Abaküs Yazılım
1. Hukuk Dairesi
Esas No: 2009/5244
Karar No: 2009/7127

Yargıtay 1. Hukuk Dairesi 2009/5244 Esas 2009/7127 Karar Sayılı İlamı

Özet:


Davanın konusu, miras bırakanın 2/6 payını vakfa bağışladığı ancak bu işlem sırasında hukuki ehliyetinin olmadığı gerekçesiyle tapu iptali veya tenkis istemidir. Mahkeme, davacılardan birinin talebinin reddine karar verirken diğer davacı için davalı adına kayıtlı payın iptali ve davacı adına tescil kararı vermiştir. Ancak davalı vekili tarafından yapılan temyiz itirazları kabul edilerek karar bozulmuştur. Tenkis istemi için öncelikle miras bırakanın saklı paylara tecavüz etmiş olması gerekmektedir. Bu nedenle, mahkemece davacıların beyanlarının yanı sıra tüm delillerin dikkate alınarak saklı payların bulunup bulunmadığı araştırılması gerekmektedir.
Kanun maddeleri: Türk Medeni Kanunu'nun 560-571, 564-565, 570 ve 561. maddeleri, Hukuk Muhakemeleri Kanunu'nun 428. maddesi.
1. Hukuk Dairesi         2009/5244 E.  ,  2009/7127 K.

    "İçtihat Metni"

    MAHKEMESİ : İZMİR 3. ASLİYE HUKUK MAHKEMESİ
    TARİHİ : 27/12/2007
    NUMARASI : 2004/313-2007/639
      
    Taraflar arasında görülen davada;
    Davacılar, miras  bırakanları M,,,,C.un  100 parsel  sayılı  taşınmazdaki 2/6  payını  ölünceye kadar  bakım  koşuluyla   davalı  vakfa  bağışladığını, murisin  temlik  tarihinde  hukuki ehliyete  haiz  olmadığını ileri  sürerek  tapu iptali,  tescil  veya tenkis  isteğinde  bulunmuşlardır.
    Davalı, iddiaların yersiz  olduğunu, bağışın  koşula bağlı  olmadığını bildirip  davanın  reddini  savunmuştur.
    Mahkemece, davacı Fatma  yönünden  davanın reddine, davacı A..  yönünden  davanın  kabulü ile 60,000 TL.  bedel ödemek  koşuluyla  davalı adına  kayıtlı  payın  iptali  ile davacı Adem  adına  tesciline  karar verilmiştir.
    Karar, davalı  vekili  tarafından süresinde temyiz edilmiş olmakla; Tetkik Hakimi  raporu okundu, düşüncesi alındı. Dosya incelendi, gereği görüşülüp, düşünüldü.
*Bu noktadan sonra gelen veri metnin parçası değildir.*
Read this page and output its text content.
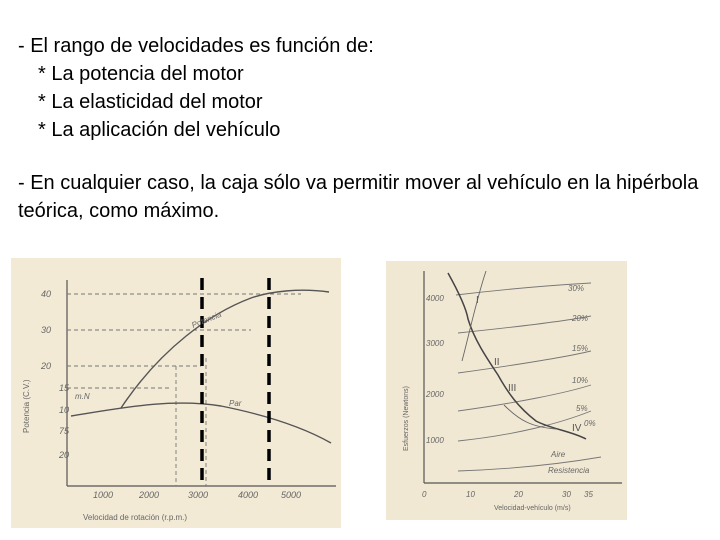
- El rango de velocidades es función de:

* La potencia del motor

* La elasticidad del motor

* La aplicación del vehículo

- En cualquier caso, la caja sólo va permitir mover al vehículo en la hipérbola teórica, como máximo.

40
30
20
15
10
75
20
1000	2000	3000	4000	5000
Velocidad de rotación (r.p.m.)
Potencia (C.V.)
Potencia
Par
m.N
I
II
III
IV
30%
20%
15%
10%
5%
0%
Aire
Resistencia
4000
3000
2000
1000
0	10	20	30 35
Velocidad-vehículo (m/s)
Esfuerzos (Newtons)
    Dava,  ehliyetsizlik  hukuksal nedenine dayalı  tapu iptali ve tescil veya Türk Medeni Kanununun 560 ila 571  maddelerinden  kaynaklanan  tenkis  isteğine  ilişkindir.
    Mahkemece, davanın kısmen kabulüne  karar  verilmiştir.
    Dosya içeriği ve  toplanan  delillerden, davacıların  miras bırakanı M.  C. "un  paydaşı  olduğu ..parsel  sayılı  taşınmazdaki 2/6  payını  bağış  yoluyla  davalı  vakfa temlik  ettiği ve  davacılar  tarafından temlik  tarihinde miras bırakanın  hukuki  ehliyetinin  bulunmadığını ve  temliki   işlemin  saklı  paylarını  zedelediğini ileri sürerek  eldeki davayı  açtıkları, mahkemece Adli Tıp Kurumundan alınan  rapor  doğrultusunda  miras  bırakanın  temlik  sırasında  ehliyetli  olduğu  belirlenerek  tenkis  isteği  yönünden  inceleme ve  araştırma yaparak  hüküm  kurulduğu  anlaşılmaktadır.                         
    Bilindiği üzere; tenkis (indirim) davası, miras bırakanın saklı payları zedeleyen ölüme bağlı veya sağlar arası kazandırmaların (tebberru) yasal sınıra çekilmesini amaçlayan, öncesine etkili, yenilik doğurucu (inşai) davalardandır. Tenkis davasının dinlenebilmesi için öncelikli koşul;miras bırakanın ölüme bağlı veya sağlar arası bir kazandırma işlemi ile saklı pay sahiplerinin haklarını zedelemiş olmasıdır. S.  payların zedelendiğinden söz edilmesi ise kazandırma konusu tereke ile  kazandırma (temlik ) dışı terekenin tümü ile bilinmesiyle mümkündür.Tereke miras bırakanın ölüm tarihinde bırakmış olduğu mameleki kıymetler ile, iadeye ve tenkise tabi olarak yaptığı kazandırmalardır. Bunlar terekenin aktifini oluşturur. Miras bırakanın borçları, bakmakla yükümlü olduğu kişilerin bir aylık nafakası, terekenin defterinin tutulması, mühürlenmesi, cenaze masrafları gibi giderler de pasifidir. Aktiften belirtilen borçların indirilmesi net terekeyi oluşturur. Tereke bu şekilde tesbit edildikten sonra mirasın açıldığı tarihteki fiyatlara göre değerlendirilmesi yapılarak parasal olarak miktarının tesbiti gerekir. (MK.565) Miras bırakanın Medeni Kanunun 564. maddesinde belirlenen saklı paya tecavüz edip etmediği bulunan bu rakam üzerinden hesaplanır. Tasarruf oranı aşılmış ise tasarrufun niteliğine göre icap ederse kazandırma işleminde, saklı payları zedeleme kastının bulunup bulunmadığı objektif (nesnel) ve subjektif (öznel) unsurlar dikkate alınarak belilenmelidir. Zira tasarruf oranını aşan her kazandırmada saklı payları zeleleme kastının varlığından söz edilemez.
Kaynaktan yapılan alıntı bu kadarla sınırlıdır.